Millennials have been encouraged ever since kindergarten to overestimate their own abilities. They aren’t going to stop once they graduate. It takes several years of the realities of the American workplace to contain their judgment.
Very similar to a study years ago about daycare. Large number of parents surveyed said their daycare was excellent but a much smaller number deemed excellent by researchers, child development experts etc.. Who wants to acknowledge to the world or even to themselves that they send their kid to a third rate daycare? Likewise, who wants to admit they learned little in college or didn’t bother to actually read their assignments and study? Of course lots of college students learn nothing. Too many students in college and too many with zero curiosity.
Welcome to the Idiocracy.
And in a strange inversion of Groucho’s logic, “Of course a University that would give me a Degree is Top Notch! How could it not be; it graduated me and I am super Top Notch!!”
Of course in real life we all get wake-up calls. We may think we’re really in shape, until we meet someone who actually is.
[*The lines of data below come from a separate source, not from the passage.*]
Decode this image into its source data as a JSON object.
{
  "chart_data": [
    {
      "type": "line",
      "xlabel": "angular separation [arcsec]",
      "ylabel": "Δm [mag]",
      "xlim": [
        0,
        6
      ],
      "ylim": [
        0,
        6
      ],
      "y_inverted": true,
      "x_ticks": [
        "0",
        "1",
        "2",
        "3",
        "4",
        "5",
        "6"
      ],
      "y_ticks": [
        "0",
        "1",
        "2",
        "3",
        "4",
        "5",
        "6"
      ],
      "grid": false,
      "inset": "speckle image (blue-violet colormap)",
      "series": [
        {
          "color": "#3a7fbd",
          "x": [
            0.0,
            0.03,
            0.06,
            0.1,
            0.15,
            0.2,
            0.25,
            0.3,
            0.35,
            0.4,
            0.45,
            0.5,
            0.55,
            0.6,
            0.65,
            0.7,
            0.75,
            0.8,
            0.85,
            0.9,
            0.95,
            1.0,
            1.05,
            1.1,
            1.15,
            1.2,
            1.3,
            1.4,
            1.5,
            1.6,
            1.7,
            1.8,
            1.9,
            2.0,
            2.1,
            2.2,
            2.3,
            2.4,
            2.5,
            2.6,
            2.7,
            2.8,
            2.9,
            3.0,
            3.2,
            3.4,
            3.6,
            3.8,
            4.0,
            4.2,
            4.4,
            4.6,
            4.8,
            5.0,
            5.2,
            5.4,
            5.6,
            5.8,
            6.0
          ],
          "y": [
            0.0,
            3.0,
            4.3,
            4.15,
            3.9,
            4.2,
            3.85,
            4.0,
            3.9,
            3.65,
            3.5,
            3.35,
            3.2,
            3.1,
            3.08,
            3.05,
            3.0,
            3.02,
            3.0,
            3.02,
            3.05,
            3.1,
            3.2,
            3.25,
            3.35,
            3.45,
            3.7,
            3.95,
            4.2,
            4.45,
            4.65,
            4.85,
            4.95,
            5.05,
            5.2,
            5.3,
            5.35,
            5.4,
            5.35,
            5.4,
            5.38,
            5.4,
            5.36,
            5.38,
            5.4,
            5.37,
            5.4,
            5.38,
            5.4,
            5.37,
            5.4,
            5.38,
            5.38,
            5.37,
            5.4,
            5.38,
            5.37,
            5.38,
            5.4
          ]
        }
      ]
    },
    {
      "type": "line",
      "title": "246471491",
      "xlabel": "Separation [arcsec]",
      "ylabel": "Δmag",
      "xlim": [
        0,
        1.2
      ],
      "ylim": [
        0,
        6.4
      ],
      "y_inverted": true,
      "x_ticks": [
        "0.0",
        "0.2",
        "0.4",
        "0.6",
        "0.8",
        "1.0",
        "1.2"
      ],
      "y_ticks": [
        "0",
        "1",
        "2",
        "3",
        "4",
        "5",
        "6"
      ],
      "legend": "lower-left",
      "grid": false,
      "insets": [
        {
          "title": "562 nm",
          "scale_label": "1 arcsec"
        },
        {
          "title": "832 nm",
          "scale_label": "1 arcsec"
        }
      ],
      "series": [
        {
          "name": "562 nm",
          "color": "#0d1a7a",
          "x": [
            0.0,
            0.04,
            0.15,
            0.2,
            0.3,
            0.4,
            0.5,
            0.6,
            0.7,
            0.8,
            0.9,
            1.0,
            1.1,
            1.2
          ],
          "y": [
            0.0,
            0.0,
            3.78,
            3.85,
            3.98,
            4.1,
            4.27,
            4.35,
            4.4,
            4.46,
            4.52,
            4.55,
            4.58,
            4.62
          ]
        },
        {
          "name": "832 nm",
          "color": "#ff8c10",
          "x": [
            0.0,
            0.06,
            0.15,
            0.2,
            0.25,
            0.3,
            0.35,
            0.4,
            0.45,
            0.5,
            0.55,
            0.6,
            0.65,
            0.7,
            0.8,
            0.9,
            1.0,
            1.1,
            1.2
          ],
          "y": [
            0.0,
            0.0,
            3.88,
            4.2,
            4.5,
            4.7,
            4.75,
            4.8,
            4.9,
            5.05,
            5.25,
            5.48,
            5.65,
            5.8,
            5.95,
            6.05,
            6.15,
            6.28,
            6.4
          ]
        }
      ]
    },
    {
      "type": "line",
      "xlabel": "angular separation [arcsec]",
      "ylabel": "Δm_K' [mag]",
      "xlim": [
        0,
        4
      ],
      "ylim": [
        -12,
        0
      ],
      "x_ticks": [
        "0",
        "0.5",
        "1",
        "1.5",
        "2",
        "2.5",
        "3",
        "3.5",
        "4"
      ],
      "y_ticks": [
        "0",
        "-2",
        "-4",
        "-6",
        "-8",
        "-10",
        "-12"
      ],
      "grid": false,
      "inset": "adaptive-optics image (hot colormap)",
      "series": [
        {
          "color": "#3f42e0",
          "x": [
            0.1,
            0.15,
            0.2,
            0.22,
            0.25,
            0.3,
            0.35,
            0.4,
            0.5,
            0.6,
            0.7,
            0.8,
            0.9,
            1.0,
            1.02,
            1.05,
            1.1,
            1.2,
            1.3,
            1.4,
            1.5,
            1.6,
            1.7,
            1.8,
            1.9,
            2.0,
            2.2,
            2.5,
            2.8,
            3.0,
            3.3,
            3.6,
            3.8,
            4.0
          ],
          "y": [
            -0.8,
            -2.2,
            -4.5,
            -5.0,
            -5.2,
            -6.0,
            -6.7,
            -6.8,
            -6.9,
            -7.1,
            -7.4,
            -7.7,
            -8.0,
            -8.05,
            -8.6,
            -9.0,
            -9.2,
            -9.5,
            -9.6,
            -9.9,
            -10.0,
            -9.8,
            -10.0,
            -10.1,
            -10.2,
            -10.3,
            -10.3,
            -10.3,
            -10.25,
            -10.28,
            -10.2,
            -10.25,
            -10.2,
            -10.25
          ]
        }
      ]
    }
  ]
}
We may think we’re really fast, until we actually run a race. We may thing we’re super-skilled until the thing we’re responsible for doing simply crashes & burns. But if we’re only surrounded by peers who graduated in our same ‘class’ — well, by gosh, we’ve ALL got electrolytes!!
I have a BA and a JD, and I wish I hadn’t bothered with postsecondary education at all…. or chosen a technical option.
“Gallup asked respondents whether they received a “high-quality” education, and they answered overwhelmingly in the positive….. They just don’t know what actual excellence is.”
Very true, and very simple to understand. This is like asking drug addicted Citizens to vote on the legalization of their drug. The response is predictable in both cases.
This hits the nail right on the head: most young Americans have been badly served by educators who keep telling them that they’re doing wonderfully. That boosts the kids’ egos and makes the teachers popular. I used to have students who couldn’t write as well as most fourth graders used to, but after getting back an essay with lots of corrections (such as mistaking there and their), I’d hear them complain, “But my teachers always said I was a really good writer.” And because they’ve been conditioned to expect high grades for poor work in their K-12 years, naturally they demand that college treat them similarly. Most schools are happy to oblige.
They are very good at politely believing whatever those in authority tell them to believe, they are very good at being members of the herd.
That is what they have been graded on, and that is what they learned to do.